De cara al azul del cielo tropical, en el estado de introversión que propician los días santos, las continuas bandadas de aves que atravesaban el horizonte me conducían una y otra vez a “La carencia”, el poema de Alejandra Pizarnik: Yo no sé de pájaros,/ no conozco la historia del fuego./ Pero creo que mi soledad debería tener alas. La poesía era palpable. Yo estaba en medio del Caribe, esta región alucinante cuya luz pareciera reflejar el derroche de emociones que suscita, donde la naturaleza ha concentrado ese milagro llamado biodiversidad. Y ese batir de alas silencioso, ese paso imperturbable de los diestros escuadrones que surcando las corrientes escoltan a un enigmático comandante me llevaban a cavilar sobre un fenómeno presente desde el origen de la vida: las migraciones. Yo no sé de pájaros, pero al contemplar su marcha sobre los diáfanos cielos, yo presumía la carencia de Pizarnik vinculada fatalmente a una urgencia de libertad.
Las migraciones son pura supervivencia. Son un prodigio natural del que los hombres poco sabemos, aunque ellas hayan marcado nuestro principio biológico. Están envueltas en un halo de misterio que cautiva imperiosamente a los científicos, y eso explica su regocijo al resolver el enigma de las Setophaga striatas –llamadas también bijiritas de cabeza negra, chipes gorrinegros o reinitas rayadas– en su vuelo migratorio desde el noreste de la América del Norte hasta el noreste de la América del Sur. Mediante minúsculos geolocalizadores colocados en el cuerpo de las pequeñas aves del bosque boreal, un grupo de científicos pudo comprobar que, tal como se había supuesto por más de cincuenta años, volando sin escalas sobre el Atlántico las reinitas rayadas recorren durante tres días un trayecto que cubre entre 2.270 y 2.770 kilómetros, según especifica el documento “Transoceanic migration by a 12 g songbird”, publicado por Biology Letters. Haber podido registrar esta proeza no hace otra cosa que evidenciar que las migraciones son forzosas e inherentes a los seres vivos, y, aunque los motivos aún son materia especulativa, todo indica que se trata de la legítima escogencia entre migrar o morir, que imita la condición de un universo condenado a perpetuo movimiento.

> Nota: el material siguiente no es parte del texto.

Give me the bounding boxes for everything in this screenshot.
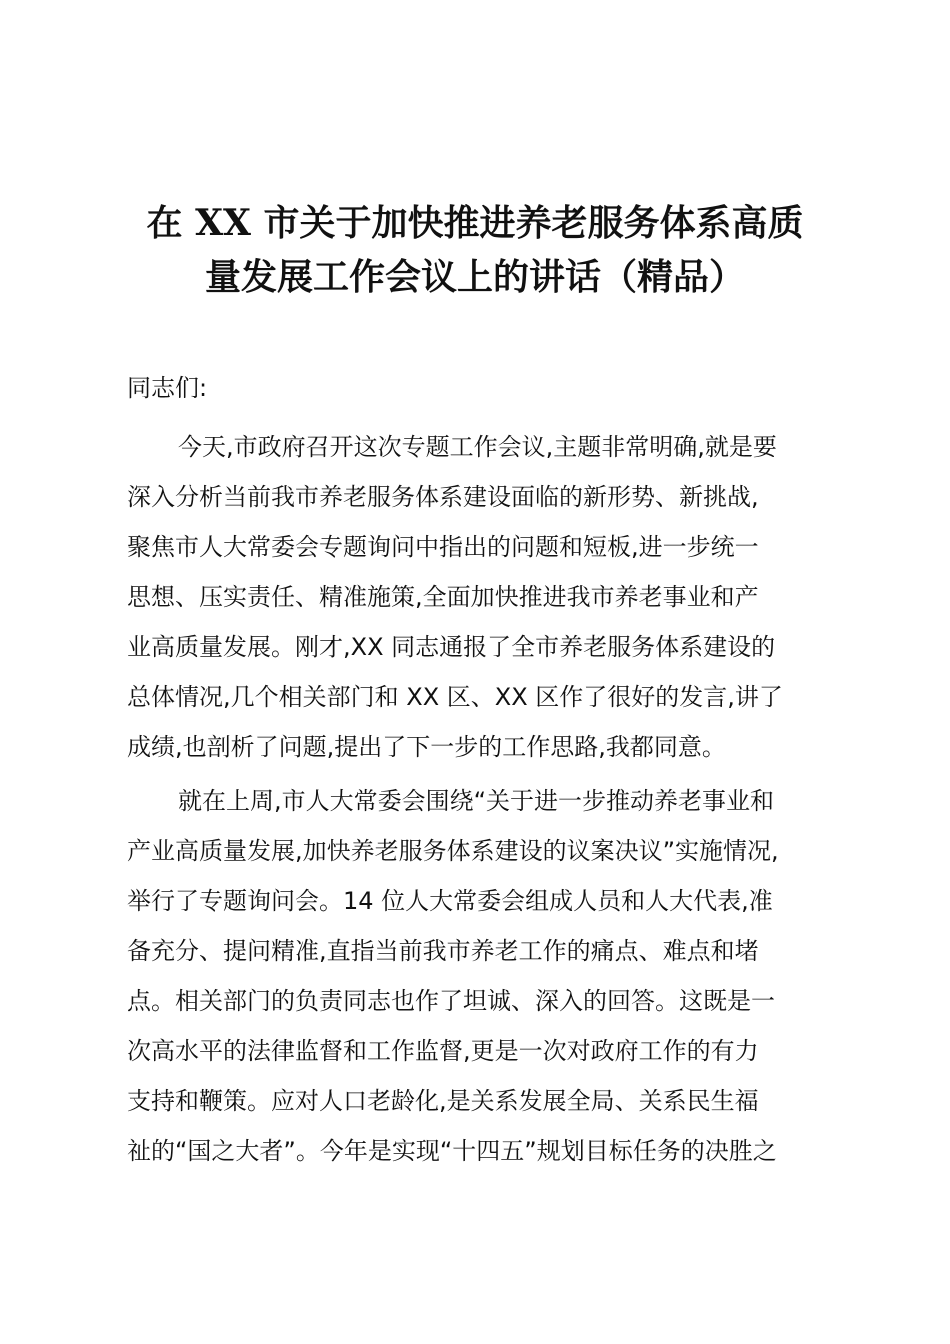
title-line-1: 在 XX 市关于加快推进养老服务体系高质	[146, 202, 804, 244]
paragraph-1	[127, 422, 827, 772]
paragraph-line: 思想、压实责任、精准施策,全面加快推进我市养老事业和产	[127, 583, 759, 611]
document-title	[100, 196, 850, 304]
paragraph-line: 举行了专题询问会。14 位人大常委会组成人员和人大代表,准	[127, 887, 773, 915]
paragraph-line: 深入分析当前我市养老服务体系建设面临的新形势、新挑战,	[127, 483, 759, 511]
paragraph-line: 业高质量发展。刚才,XX 同志通报了全市养老服务体系建设的	[127, 633, 776, 661]
paragraph-line: 次高水平的法律监督和工作监督,更是一次对政府工作的有力	[127, 1037, 759, 1065]
paragraph-line: 备充分、提问精准,直指当前我市养老工作的痛点、难点和堵	[127, 937, 759, 965]
paragraph-line: 今天,市政府召开这次专题工作会议,主题非常明确,就是要	[178, 433, 777, 461]
title-line-2: 量发展工作会议上的讲话（精品）	[204, 256, 745, 298]
paragraph-line: 聚焦市人大常委会专题询问中指出的问题和短板,进一步统一	[127, 533, 759, 561]
paragraph-line: 点。相关部门的负责同志也作了坦诚、深入的回答。这既是一	[127, 987, 775, 1015]
paragraph-line: 支持和鞭策。应对人口老龄化,是关系发展全局、关系民生福	[127, 1087, 759, 1115]
salutation: 同志们:	[127, 374, 208, 402]
paragraph-line: 总体情况,几个相关部门和 XX 区、XX 区作了很好的发言,讲了	[127, 683, 783, 711]
paragraph-line: 成绩,也剖析了问题,提出了下一步的工作思路,我都同意。	[127, 733, 726, 761]
paragraph-line: 祉的“国之大者”。今年是实现“十四五”规划目标任务的决胜之	[127, 1137, 777, 1165]
paragraph-line: 就在上周,市人大常委会围绕“关于进一步推动养老事业和	[178, 787, 775, 815]
paragraph-line: 产业高质量发展,加快养老服务体系建设的议案决议”实施情况,	[127, 837, 779, 865]
paragraph-2	[127, 776, 827, 1176]
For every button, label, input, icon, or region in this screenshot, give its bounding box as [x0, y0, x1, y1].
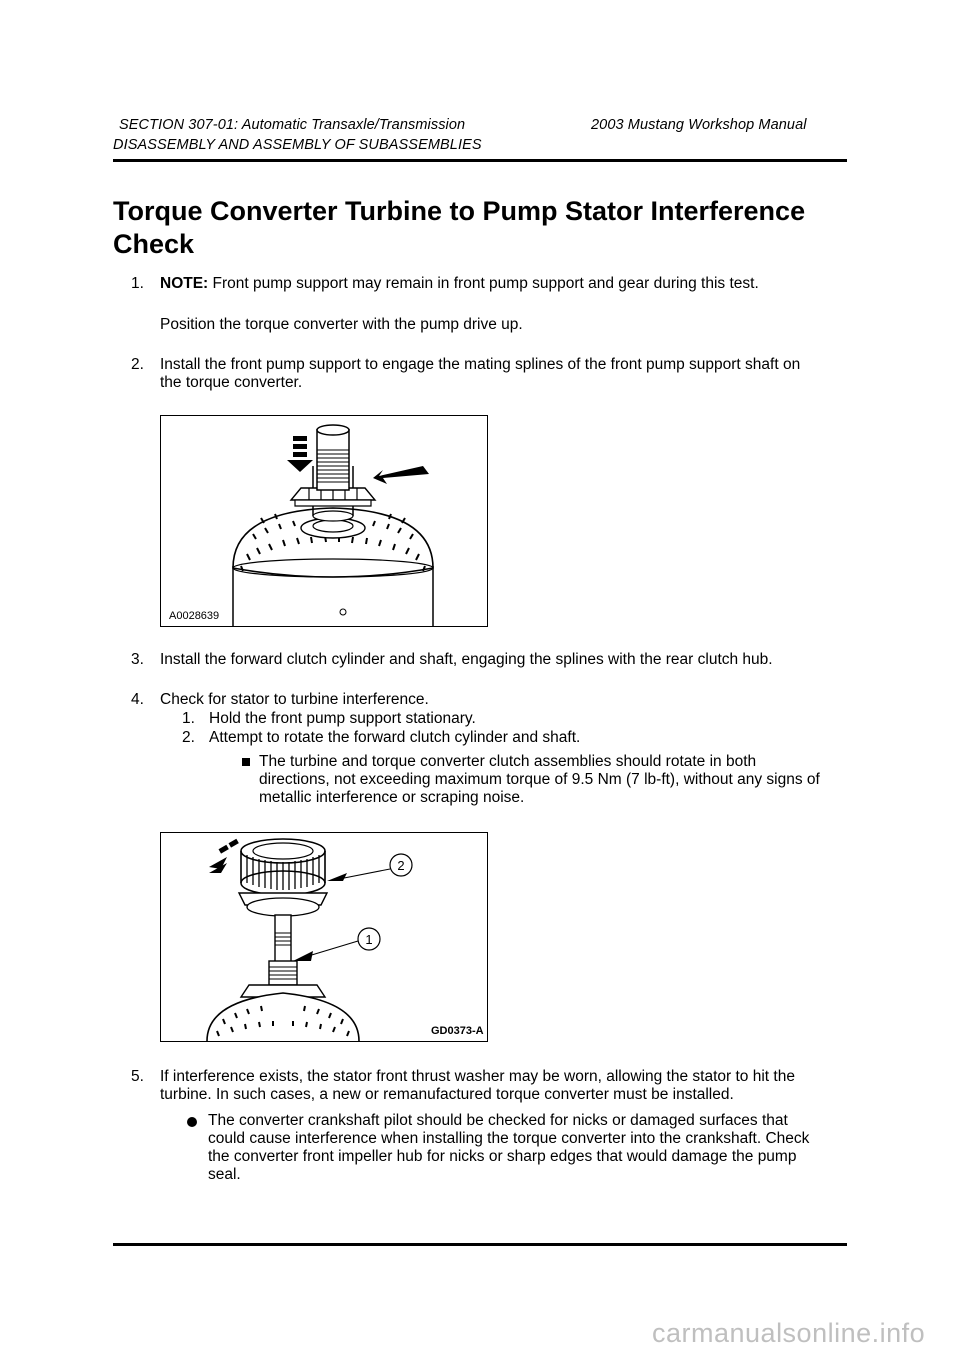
step-4-sub1-number: 1. — [182, 710, 195, 727]
step-5-line1: If interference exists, the stator front thrust washer may be worn, allowing the stator to hit the — [160, 1068, 795, 1085]
step-5-bullet-line2: could cause interference when installing the torque converter into the crankshaft. Check — [208, 1130, 810, 1147]
figure-2-id: GD0373-A — [431, 1025, 484, 1037]
watermark: carmanualsonline.info — [652, 1318, 926, 1348]
step-4-text: Check for stator to turbine interference. — [160, 691, 429, 708]
square-bullet-icon — [242, 758, 250, 766]
page-title-line2: Check — [113, 229, 195, 259]
step-3-text: Install the forward clutch cylinder and shaft, engaging the splines with the rear clutch hub. — [160, 651, 773, 668]
step-1-note — [160, 275, 759, 293]
step-4-sub2-number: 2. — [182, 729, 195, 746]
step-2-text — [160, 356, 800, 392]
clutch-cylinder-illustration — [161, 833, 487, 1041]
step-4-sub2-text: Attempt to rotate the forward clutch cylinder and shaft. — [209, 729, 581, 746]
step-4-bullet-line3: metallic interference or scraping noise. — [259, 789, 525, 806]
figure-1-id: A0028639 — [169, 610, 220, 622]
header-subtitle: DISASSEMBLY AND ASSEMBLY OF SUBASSEMBLIES — [113, 137, 482, 153]
step-5-text — [160, 1068, 795, 1104]
step-4-bullet-text — [259, 753, 820, 807]
figure-torque-converter — [160, 415, 488, 627]
step-5-line2: turbine. In such cases, a new or remanufactured torque converter must be installed. — [160, 1086, 734, 1103]
step-1-text: Position the torque converter with the pump drive up. — [160, 316, 523, 333]
step-4-sub1-text: Hold the front pump support stationary. — [209, 710, 476, 727]
step-2-line1: Install the front pump support to engage the mating splines of the front pump support shaft on — [160, 356, 801, 373]
header-manual-title: 2003 Mustang Workshop Manual — [591, 117, 807, 133]
step-2-number: 2. — [131, 356, 144, 373]
round-bullet-icon — [187, 1117, 197, 1127]
page-title — [113, 195, 805, 261]
step-4-number: 4. — [131, 691, 144, 708]
header-section: SECTION 307-01: Automatic Transaxle/Transmission — [119, 117, 466, 133]
note-text: Front pump support may remain in front pump support and gear during this test. — [208, 275, 759, 292]
step-5-number: 5. — [131, 1068, 144, 1085]
step-1-number: 1. — [131, 275, 144, 292]
step-5-bullet-line1: The converter crankshaft pilot should be checked for nicks or damaged surfaces that — [208, 1112, 788, 1129]
torque-converter-illustration — [161, 416, 487, 626]
step-5-bullet-line3: the converter front impeller hub for nicks or sharp edges that would damage the pump — [208, 1148, 797, 1165]
step-5-bullet-text — [208, 1112, 809, 1184]
step-2-line2: the torque converter. — [160, 374, 303, 391]
note-label: NOTE: — [160, 275, 209, 292]
callout-1-label: 1 — [365, 932, 373, 947]
page-title-line1: Torque Converter Turbine to Pump Stator Interference — [113, 196, 806, 226]
figure-clutch-cylinder — [160, 832, 488, 1042]
header-rule — [113, 159, 847, 162]
callout-2-label: 2 — [397, 858, 405, 873]
step-4-bullet-line2: directions, not exceeding maximum torque of 9.5 Nm (7 lb-ft), without any signs of — [259, 771, 820, 788]
footer-rule — [113, 1243, 847, 1246]
step-5-bullet-line4: seal. — [208, 1166, 241, 1183]
step-4-bullet-line1: The turbine and torque converter clutch assemblies should rotate in both — [259, 753, 757, 770]
step-3-number: 3. — [131, 651, 144, 668]
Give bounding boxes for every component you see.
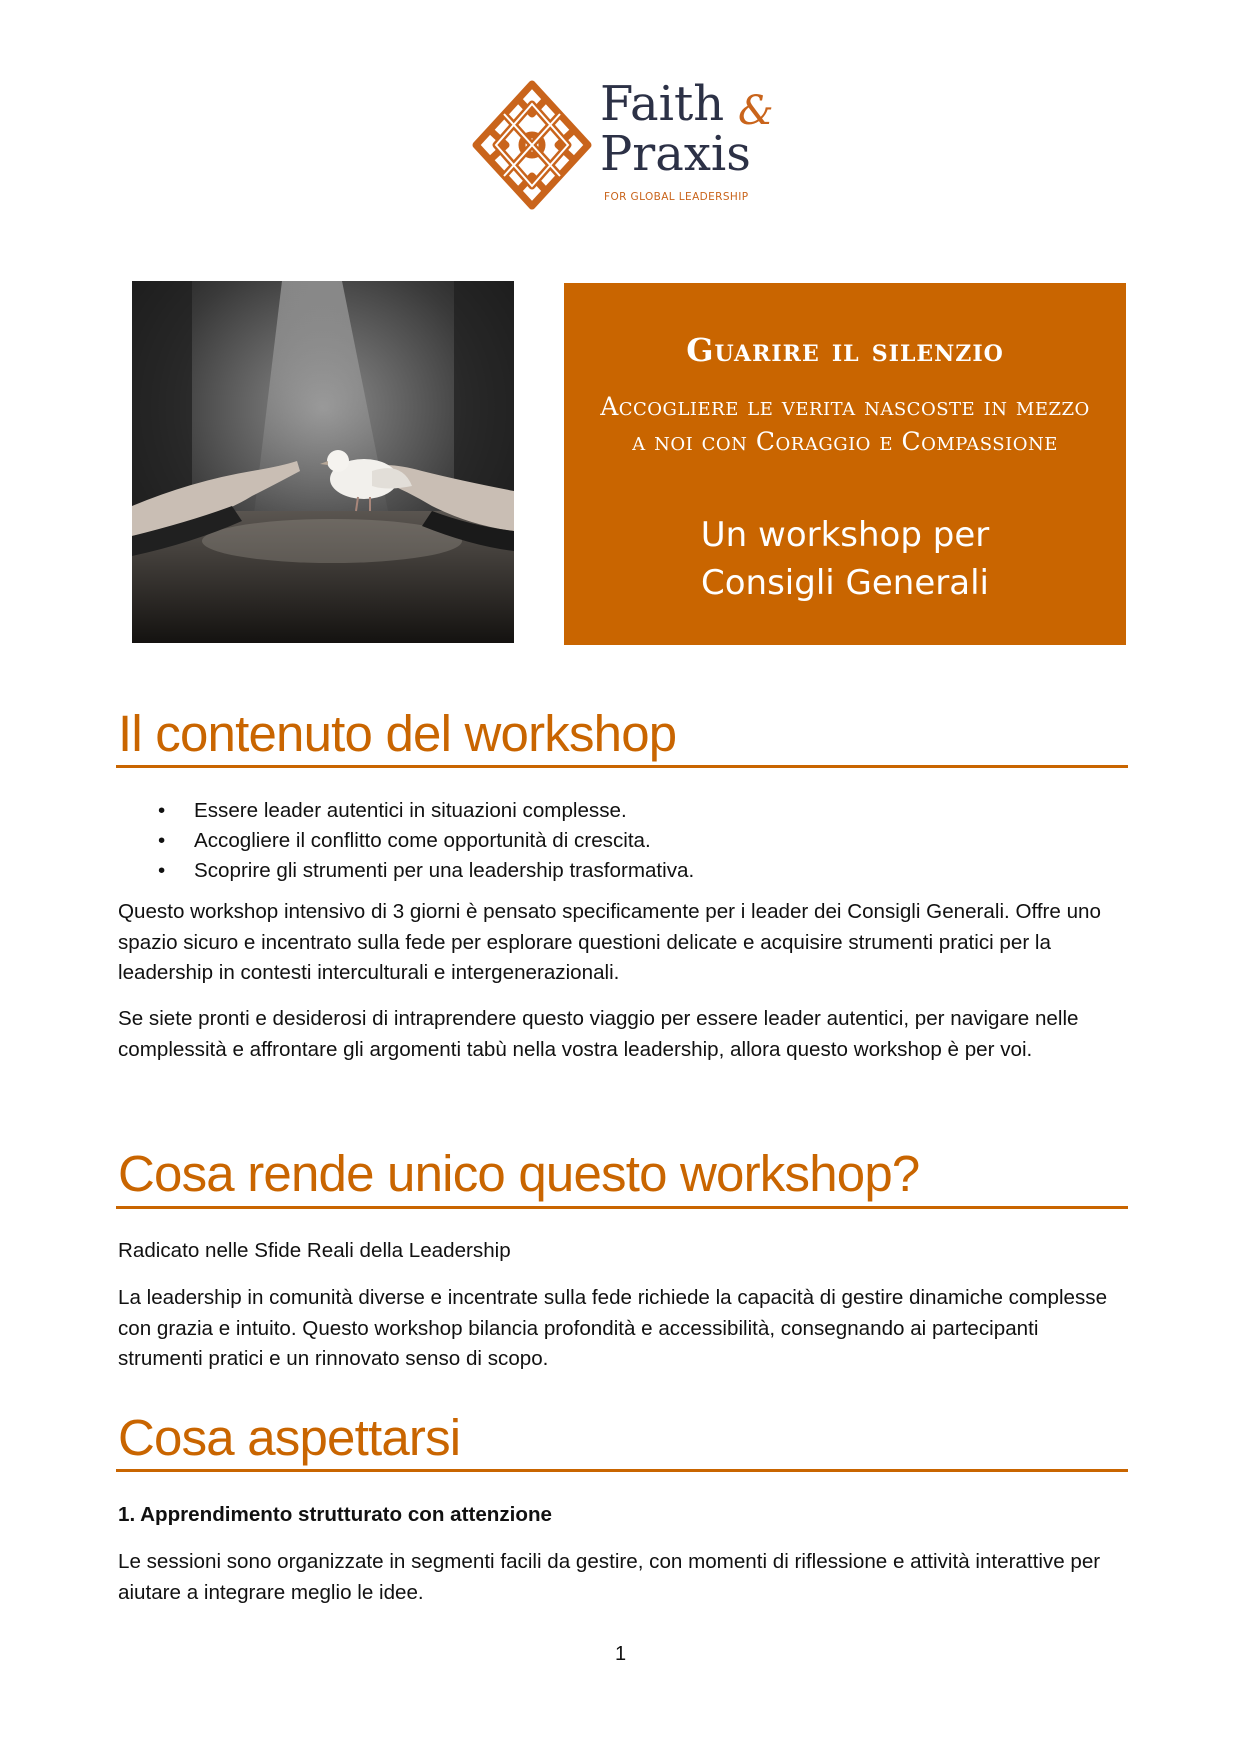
bullet-icon: • (158, 859, 166, 882)
title-banner (564, 283, 1126, 645)
list-item-text: Scoprire gli strumenti per una leadership trasformativa. (194, 859, 695, 882)
banner-workshop-line2: Consigli Generali (701, 563, 989, 603)
logo (470, 76, 774, 212)
list-item-text: Accogliere il conflitto come opportunità di crescita. (194, 829, 651, 852)
paragraph: La leadership in comunità diverse e incentrate sulla fede richiede la capacità di gestire dinamiche complesse con grazia e intuito. Questo workshop bilancia profondità e accessibilità, consegnando ai partecipanti strumenti pratici e un rinnovato senso di scopo. (118, 1286, 1108, 1370)
hands-dove-image (132, 281, 514, 643)
lead-text: Radicato nelle Sfide Reali della Leadership (118, 1239, 511, 1262)
banner-workshop-line (564, 511, 1126, 607)
banner-workshop-line1: Un workshop per (700, 515, 990, 555)
list-item-text: Essere leader autentici in situazioni complesse. (194, 799, 627, 822)
logo-word-faith: Faith (600, 76, 725, 132)
hero-photo (132, 281, 514, 643)
heading-what-to-expect: Cosa aspettarsi (118, 1409, 461, 1466)
logo-tagline: FOR GLOBAL LEADERSHIP (604, 191, 749, 203)
logo-word-praxis: Praxis (600, 126, 751, 182)
banner-subtitle: Accogliere le verita nascoste in mezzo a noi con Coraggio e Compassione (600, 392, 1090, 456)
bullet-icon: • (158, 799, 166, 822)
paragraph: Le sessioni sono organizzate in segmenti facili da gestire, con momenti di riflessione e attività interattive per aiutare a integrare meglio le idee. (118, 1550, 1101, 1604)
heading-what-makes-unique: Cosa rende unico questo workshop? (118, 1145, 920, 1202)
paragraph: Se siete pronti e desiderosi di intraprendere questo viaggio per essere leader autentici, per navigare nelle complessità e affrontare gli argomenti tabù nella vostra leadership, allora questo workshop è per voi. (118, 1007, 1079, 1061)
banner-title: Guarire il silenzio (686, 331, 1004, 369)
heading-workshop-content: Il contenuto del workshop (118, 705, 677, 762)
page-number: 1 (614, 1643, 627, 1665)
celtic-knot-icon (470, 78, 594, 212)
bullet-icon: • (158, 829, 166, 852)
heading-rule (116, 765, 1128, 768)
subheading: 1. Apprendimento strutturato con attenzione (118, 1503, 553, 1526)
heading-rule (116, 1206, 1128, 1209)
heading-rule (116, 1469, 1128, 1472)
paragraph: Questo workshop intensivo di 3 giorni è pensato specificamente per i leader dei Consigli Generali. Offre uno spazio sicuro e incentrato sulla fede per esplorare questioni delicate e acquisire strumenti pratici per la leadership in contesti interculturali e intergenerazionali. (118, 900, 1101, 984)
logo-ampersand: & (738, 88, 774, 134)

Todo va de un lado a otro, también se mueven los hombres cuando se sienten amenazados en su entorno natural; pero a diferencia de los animales, el sorprendente ser humano, dotado de inteligencia, no tiene capacidad para comprender las migraciones de su especie. Resultan inaceptables las barreras oprobiosas, la carencia de libertad para desplazarse en un planeta que a todos nos pertenece por igual, cuando las condiciones de vida son adversas. No hay razón que justifique tragedias como la del pasado febrero en el canal de Sicilia, donde más de 300 inmigrantes de los 420 que partieron de las costas africanas murieron en las gélidas aguas del Mediterráneo en una fatal migración de supervivencia.
Cualquiera de estos llamados ilegales bien podría haber reescrito los versos de la Pizarnik de esta forma: Yo no sé de pájaros,/ no conozco la historia del fuego./ Pero creo que mi penuria debería tener alas.